Fora do hotel, a população foi chegando e, de algumas centenas quando cheguei, até as nove da noite já eram milhares. Com bandeiras nas mãos, dançavam e cantavam. No céu, foi se armando uma tempestade, que caiu no momento em que o presidente eleito, José "Pepe" Mujica, discursava. Ninguém arredou pé. Terminado o discurso, o povo —literalmente encharcado de água e também de alegria— sai, espontaneamente, em passeata pela cidade.
 
O discurso de Pepe Mujica foi curto, não sei se pela tempestade que se desenhava e acabou desabando, ou se por outra razão. Foi como qualquer discurso vitorioso: agradeceu aos eleitores, disse que não há vencidos e nem vencedores, e que está de mão estendida para a oposição, além de outras obviedades de um discurso vitorioso. Também afirmou que quando se é veterano, experiente, pode melhor executar as coisas, tanto para o bem como para o mal. Em seguida, afirmou que trabalharia para o bem.
 
Experiência é o que não lhe falta, apesar desse item ter sido muito questionado ao longo da campanha. O Partido Nacional, de direita, fez questão o tempo todo de lembrar que Pepe foi um dos líderes do grupo guerrilheiro Tupamaros. Há os que afirmam que foi justamente essa sua experiência, e a capacidade de superar todas as dificuldades que a vida lhe armou, uma das razões da vitória.

Pepe nasceu em 1934, ficou órfão ainda criança e ajudou sua mãe a manter a casa. Na adolescência, começou a militar em organizações anarquistas. No final da década de 1950, inicia a militância no Partido Nacional (o mesmo que ele acabou de derrotar), permanecendo até o inicio da década de 1960, quando passa à União Popular, um conglomerado formado pelo Partido Socialista.
 
No final dos anos 60, Mujica entra para a organização Tupamaros e, numa ação, em 1970, é ferido —recebeu seis tiros— e preso.
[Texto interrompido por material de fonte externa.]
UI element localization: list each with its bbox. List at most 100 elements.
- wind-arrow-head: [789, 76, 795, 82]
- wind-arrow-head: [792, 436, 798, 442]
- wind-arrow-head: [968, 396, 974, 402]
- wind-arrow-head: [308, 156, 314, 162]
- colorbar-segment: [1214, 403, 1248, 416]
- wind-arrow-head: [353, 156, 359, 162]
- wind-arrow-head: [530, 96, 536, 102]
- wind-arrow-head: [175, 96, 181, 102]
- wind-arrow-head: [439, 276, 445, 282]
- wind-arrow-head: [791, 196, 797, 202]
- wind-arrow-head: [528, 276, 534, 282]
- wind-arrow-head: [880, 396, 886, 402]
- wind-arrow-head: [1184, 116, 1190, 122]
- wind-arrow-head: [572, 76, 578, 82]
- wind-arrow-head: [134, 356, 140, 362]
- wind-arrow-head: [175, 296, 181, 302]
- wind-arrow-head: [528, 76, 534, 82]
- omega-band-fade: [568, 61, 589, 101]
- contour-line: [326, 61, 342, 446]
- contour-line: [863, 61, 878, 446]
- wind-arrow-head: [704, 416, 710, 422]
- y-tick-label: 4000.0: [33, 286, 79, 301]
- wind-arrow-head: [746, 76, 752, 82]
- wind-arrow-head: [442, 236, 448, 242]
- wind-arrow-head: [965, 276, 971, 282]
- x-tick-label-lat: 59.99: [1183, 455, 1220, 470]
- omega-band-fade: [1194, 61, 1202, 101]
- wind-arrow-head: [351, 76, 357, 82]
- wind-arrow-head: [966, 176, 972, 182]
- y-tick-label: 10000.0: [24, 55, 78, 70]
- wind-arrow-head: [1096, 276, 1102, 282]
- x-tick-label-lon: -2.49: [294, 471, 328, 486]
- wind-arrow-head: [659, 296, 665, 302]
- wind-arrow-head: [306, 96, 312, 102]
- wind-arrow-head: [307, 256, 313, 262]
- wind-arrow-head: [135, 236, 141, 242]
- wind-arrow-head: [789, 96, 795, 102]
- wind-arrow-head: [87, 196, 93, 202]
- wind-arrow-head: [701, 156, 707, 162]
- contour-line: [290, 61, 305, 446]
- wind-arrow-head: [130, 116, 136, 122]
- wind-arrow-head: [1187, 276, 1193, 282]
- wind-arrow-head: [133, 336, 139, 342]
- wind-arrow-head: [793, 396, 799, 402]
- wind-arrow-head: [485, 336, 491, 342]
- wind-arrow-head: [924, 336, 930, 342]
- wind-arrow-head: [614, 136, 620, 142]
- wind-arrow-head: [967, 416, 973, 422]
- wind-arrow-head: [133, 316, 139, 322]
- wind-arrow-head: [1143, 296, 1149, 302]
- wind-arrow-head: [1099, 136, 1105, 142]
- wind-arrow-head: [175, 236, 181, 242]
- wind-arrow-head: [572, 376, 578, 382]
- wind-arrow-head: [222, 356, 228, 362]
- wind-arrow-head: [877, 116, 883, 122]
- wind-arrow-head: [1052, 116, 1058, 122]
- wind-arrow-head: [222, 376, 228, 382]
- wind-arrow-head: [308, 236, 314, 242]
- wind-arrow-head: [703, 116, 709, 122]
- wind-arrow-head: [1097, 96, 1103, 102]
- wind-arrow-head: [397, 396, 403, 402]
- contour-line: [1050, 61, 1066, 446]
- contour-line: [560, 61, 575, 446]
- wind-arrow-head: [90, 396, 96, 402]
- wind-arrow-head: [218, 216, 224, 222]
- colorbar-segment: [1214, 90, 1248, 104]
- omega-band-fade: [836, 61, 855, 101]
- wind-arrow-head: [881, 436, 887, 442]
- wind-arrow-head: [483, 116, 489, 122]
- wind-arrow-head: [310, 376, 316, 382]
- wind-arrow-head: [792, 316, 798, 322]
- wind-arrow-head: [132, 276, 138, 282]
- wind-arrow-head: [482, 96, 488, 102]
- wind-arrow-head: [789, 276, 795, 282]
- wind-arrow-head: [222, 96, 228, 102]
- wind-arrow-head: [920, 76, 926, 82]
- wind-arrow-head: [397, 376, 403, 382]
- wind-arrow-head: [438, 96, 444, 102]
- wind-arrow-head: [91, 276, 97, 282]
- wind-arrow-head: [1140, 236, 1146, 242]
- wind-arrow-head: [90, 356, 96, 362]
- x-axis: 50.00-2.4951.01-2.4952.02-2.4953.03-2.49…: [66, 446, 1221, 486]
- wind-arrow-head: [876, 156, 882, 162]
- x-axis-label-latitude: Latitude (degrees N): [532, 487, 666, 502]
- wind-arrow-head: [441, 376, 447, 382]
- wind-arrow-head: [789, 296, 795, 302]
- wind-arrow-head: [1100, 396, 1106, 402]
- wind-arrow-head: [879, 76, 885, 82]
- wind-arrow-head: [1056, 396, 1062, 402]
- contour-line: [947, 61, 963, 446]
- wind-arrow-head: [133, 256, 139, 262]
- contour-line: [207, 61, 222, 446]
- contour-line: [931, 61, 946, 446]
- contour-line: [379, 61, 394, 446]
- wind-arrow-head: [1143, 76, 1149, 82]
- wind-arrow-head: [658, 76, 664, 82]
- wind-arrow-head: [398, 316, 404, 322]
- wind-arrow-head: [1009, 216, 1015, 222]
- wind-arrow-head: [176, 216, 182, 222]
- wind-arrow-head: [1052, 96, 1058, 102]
Foi levado à penitenciaria de Punta Carretas, onde, no mesmo local, há hoje um shopping de mesmo nome.
 
No mesmo ano da prisão, Mujica e mais 105 outros presos políticos fogem. Um mês e meio depois, é novamente preso. E depois escapa mais uma vez. Ao total, Mujica cumpriu 13 anos de prisão. Foi duramente torturado, física e psicologicamente, colocado em cela sem ventilação, quase sem água e comida.
 
Pepe é um trabalhador rural e atualmente exerce o mandato de senador. Veste-se de maneira simples: não usa gravatas e quase sempre está com o cabelo solto ao vento. Sua eleição significa mais uma ruptura na América do Sul.
 
Agora temos um operário governando o Brasil, um índio a Bolívia e um ex-guerrilheiro no Uruguai que inicia uma nova fase e enterra, pelo menos naquele país, o discurso anticomunista.
 
Será que o homem de "La Rambla" é do Partido Nacional e está triste pela derrota, ou olha para dentro no mais fundo de sua memória? Mas e a tristeza do cachorro? É solidariedade ao dono?
 
 
Dr. Rosinha, médico pediatra, é deputado federal (PT-PR) e membro do Parlamento do Mercosul (Parlasul).